5. Write Your First 90-Minute Checklist
When something goes wrong, cognitive load spikes and decision quality drops. The most valuable thing your business continuity plan can provide is a scripted first 90 minutes — a short checklist of actions that happen before anyone has to start improvising. Think of it as the pre-flight checklist pilots use not because they don’t know the steps, but because checklists prevent skipped steps under stress.
Your 90-minute checklist should have no more than eight items. A reasonable version for a small service business looks like this: (1) Confirm scope and severity of disruption — is this a two-hour problem or a two-week problem? (2) Notify the named scenario coordinator. (3) Send a brief status message to all active clients with an expected update time. (4) Assess whether staff should report in or stand down. (5) Check whether your backup systems are functional. (6) Contact your top three vendors to flag potential delays. (7) Document what happened and when. (8) Set a check-in time two hours out. That’s it. Eight steps, written in imperative language, executable by anyone on your team.
The U.S. Small Business Administration’s emergency preparedness guide has a useful framework for thinking about client communication during disruptions — worth reading once as you draft your checklist language.
6. Schedule a 20-Minute Annual Review
A business continuity plan written in 2021 that names a vendor you stopped using in 2022 and an employee who left in 2023 is actively misleading. The one-page format only stays useful if it stays current, and the only way it stays current is if you put a recurring calendar event on your schedule to review it.

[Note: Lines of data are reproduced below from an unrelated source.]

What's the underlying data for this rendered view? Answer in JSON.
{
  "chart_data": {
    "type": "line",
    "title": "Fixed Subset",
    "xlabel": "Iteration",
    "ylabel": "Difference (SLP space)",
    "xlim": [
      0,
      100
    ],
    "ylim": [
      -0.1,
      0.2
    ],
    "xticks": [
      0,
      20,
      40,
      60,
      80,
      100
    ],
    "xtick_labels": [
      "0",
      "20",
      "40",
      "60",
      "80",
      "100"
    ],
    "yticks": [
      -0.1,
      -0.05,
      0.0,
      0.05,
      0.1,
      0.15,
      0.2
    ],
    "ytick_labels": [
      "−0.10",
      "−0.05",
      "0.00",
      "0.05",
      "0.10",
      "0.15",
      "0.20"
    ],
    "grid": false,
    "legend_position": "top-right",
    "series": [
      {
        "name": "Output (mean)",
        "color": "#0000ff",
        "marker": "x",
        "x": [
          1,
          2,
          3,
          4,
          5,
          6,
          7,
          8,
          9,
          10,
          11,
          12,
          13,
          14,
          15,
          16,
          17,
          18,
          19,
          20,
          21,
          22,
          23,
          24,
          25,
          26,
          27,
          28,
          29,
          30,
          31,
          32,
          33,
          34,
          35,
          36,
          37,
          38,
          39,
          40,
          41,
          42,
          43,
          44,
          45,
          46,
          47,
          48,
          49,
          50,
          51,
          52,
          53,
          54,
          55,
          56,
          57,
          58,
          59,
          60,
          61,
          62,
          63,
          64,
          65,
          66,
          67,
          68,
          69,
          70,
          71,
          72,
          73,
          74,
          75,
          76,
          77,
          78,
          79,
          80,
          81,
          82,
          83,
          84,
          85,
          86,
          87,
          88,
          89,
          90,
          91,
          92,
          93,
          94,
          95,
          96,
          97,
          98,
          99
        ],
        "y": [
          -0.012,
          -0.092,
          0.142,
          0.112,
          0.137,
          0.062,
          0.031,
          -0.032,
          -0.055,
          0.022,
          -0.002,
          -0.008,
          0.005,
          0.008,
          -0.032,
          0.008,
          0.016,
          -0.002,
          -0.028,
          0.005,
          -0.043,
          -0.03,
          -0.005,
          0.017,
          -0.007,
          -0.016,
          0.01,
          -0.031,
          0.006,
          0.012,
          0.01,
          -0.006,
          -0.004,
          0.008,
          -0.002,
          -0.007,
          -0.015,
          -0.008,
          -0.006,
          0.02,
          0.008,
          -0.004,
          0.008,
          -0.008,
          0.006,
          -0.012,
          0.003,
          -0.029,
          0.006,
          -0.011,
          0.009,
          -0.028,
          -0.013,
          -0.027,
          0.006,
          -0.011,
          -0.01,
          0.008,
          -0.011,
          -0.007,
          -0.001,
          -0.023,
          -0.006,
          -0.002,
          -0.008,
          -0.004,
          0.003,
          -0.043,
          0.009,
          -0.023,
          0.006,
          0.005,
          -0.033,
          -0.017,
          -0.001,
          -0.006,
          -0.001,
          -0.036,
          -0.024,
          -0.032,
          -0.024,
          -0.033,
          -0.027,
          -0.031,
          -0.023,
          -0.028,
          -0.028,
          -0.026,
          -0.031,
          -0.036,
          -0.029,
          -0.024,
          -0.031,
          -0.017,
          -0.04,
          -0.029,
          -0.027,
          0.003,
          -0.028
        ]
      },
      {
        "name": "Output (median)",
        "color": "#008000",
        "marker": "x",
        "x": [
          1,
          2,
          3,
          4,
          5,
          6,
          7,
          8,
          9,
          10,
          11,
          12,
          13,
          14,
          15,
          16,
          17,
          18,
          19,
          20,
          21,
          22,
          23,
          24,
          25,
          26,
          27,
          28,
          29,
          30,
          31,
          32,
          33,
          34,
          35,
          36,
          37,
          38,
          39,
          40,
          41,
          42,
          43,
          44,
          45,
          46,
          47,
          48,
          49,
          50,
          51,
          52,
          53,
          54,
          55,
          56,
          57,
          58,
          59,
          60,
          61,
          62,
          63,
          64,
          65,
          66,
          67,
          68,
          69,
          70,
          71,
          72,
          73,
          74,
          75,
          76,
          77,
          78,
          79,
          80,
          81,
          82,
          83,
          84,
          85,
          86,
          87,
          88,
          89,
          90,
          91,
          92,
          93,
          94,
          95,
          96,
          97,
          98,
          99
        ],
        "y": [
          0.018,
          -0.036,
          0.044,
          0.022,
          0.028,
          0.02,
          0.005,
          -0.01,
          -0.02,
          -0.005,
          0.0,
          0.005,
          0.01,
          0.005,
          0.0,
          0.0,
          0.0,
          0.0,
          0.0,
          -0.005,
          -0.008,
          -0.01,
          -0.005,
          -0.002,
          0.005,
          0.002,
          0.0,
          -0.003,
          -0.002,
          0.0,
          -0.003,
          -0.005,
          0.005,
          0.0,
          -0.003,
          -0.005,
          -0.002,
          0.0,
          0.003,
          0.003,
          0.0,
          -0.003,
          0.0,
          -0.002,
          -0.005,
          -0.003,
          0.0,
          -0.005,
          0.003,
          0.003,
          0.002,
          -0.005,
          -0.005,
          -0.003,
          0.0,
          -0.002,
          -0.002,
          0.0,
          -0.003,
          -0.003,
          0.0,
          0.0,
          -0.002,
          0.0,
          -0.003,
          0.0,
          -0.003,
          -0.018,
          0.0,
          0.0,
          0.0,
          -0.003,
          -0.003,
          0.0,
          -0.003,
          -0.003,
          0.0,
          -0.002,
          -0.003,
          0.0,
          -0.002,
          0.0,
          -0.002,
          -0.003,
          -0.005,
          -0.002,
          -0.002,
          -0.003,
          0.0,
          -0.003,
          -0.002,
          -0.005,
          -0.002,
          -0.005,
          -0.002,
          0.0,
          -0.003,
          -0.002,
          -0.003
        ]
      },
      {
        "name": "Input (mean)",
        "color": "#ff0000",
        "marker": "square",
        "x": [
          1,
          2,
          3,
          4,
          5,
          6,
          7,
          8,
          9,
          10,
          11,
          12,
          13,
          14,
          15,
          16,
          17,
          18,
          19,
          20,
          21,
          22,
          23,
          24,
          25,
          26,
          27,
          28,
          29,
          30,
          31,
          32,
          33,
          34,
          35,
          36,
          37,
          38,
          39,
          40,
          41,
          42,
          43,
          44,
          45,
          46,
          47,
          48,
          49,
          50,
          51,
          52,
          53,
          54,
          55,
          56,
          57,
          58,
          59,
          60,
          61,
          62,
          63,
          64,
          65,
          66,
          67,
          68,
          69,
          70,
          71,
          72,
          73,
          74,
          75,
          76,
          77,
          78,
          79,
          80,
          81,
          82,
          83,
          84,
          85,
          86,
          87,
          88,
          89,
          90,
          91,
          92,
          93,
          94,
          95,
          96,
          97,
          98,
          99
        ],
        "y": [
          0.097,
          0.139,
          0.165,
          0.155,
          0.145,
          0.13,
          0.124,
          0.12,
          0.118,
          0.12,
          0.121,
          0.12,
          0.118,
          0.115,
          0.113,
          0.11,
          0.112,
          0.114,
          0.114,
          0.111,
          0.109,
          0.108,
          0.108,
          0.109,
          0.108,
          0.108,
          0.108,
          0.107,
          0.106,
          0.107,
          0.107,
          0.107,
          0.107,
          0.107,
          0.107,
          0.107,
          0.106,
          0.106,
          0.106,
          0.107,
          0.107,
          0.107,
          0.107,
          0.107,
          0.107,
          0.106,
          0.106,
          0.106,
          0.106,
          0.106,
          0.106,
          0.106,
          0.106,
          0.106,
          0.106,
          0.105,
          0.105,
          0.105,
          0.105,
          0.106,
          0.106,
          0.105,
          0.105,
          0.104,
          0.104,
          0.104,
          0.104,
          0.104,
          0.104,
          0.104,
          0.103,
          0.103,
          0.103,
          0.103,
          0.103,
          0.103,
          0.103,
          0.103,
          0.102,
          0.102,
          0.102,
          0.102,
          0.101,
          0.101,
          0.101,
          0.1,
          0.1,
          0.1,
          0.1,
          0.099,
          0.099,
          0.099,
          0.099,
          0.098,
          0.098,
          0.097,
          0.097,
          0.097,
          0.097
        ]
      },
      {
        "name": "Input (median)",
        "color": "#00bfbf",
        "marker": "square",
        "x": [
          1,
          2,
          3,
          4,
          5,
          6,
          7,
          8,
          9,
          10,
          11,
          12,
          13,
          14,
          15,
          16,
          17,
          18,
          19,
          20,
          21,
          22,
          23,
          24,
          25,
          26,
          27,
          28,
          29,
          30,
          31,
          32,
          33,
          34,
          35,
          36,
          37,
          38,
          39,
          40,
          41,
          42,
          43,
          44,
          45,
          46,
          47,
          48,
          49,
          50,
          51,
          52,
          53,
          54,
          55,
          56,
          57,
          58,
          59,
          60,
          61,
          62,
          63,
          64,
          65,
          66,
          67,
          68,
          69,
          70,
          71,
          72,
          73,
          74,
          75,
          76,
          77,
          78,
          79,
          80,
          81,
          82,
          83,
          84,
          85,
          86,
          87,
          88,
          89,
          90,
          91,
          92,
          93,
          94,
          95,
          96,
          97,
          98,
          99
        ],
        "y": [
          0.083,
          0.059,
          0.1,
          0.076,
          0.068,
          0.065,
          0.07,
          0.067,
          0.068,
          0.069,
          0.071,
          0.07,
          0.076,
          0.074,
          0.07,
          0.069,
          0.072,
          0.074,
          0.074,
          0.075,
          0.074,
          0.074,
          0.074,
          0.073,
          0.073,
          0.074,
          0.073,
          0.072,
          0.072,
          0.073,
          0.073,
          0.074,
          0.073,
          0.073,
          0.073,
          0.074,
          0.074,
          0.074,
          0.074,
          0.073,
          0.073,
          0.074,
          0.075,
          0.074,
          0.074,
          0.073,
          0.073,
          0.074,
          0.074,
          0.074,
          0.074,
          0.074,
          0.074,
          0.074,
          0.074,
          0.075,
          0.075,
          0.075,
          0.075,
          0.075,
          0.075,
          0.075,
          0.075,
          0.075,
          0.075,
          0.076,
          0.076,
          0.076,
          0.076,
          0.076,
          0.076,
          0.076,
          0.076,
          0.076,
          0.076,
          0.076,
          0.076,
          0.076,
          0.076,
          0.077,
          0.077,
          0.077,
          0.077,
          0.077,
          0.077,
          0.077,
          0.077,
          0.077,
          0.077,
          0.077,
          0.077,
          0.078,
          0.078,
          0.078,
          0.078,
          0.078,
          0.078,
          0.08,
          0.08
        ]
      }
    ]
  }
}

Twenty minutes, once a year, is genuinely sufficient for a one-pager. Check that the named humans are still in their roles. Verify that the vendor alternatives are still in business and that you still have accounts with them. Confirm that your RTOs still reflect how your business actually operates — a company that doubled in size may now have a 12-hour RTO where it once had a 48-hour one. Update any phone numbers, account credentials references, or tool names that have changed.
If you want to go further, run a tabletop exercise once a year: sit down with your team for 30 minutes and walk through one of your three scenarios out loud. Ask “what would we actually do?” and see where the plan holds and where it doesn’t. This isn’t complicated risk management theater — it’s just a conversation. The gaps it reveals are almost always fixable before they become expensive.
A one-page business continuity plan won’t cover every edge case, and it’s not supposed to. Its job is to give your business a fighting chance in the first 48 hours of a real disruption — when clarity is scarce, stress is high, and the decisions you make set the trajectory for everything that follows. Build it lean, keep it honest, and make sure the people who need it know exactly where to find it. That’s the whole game.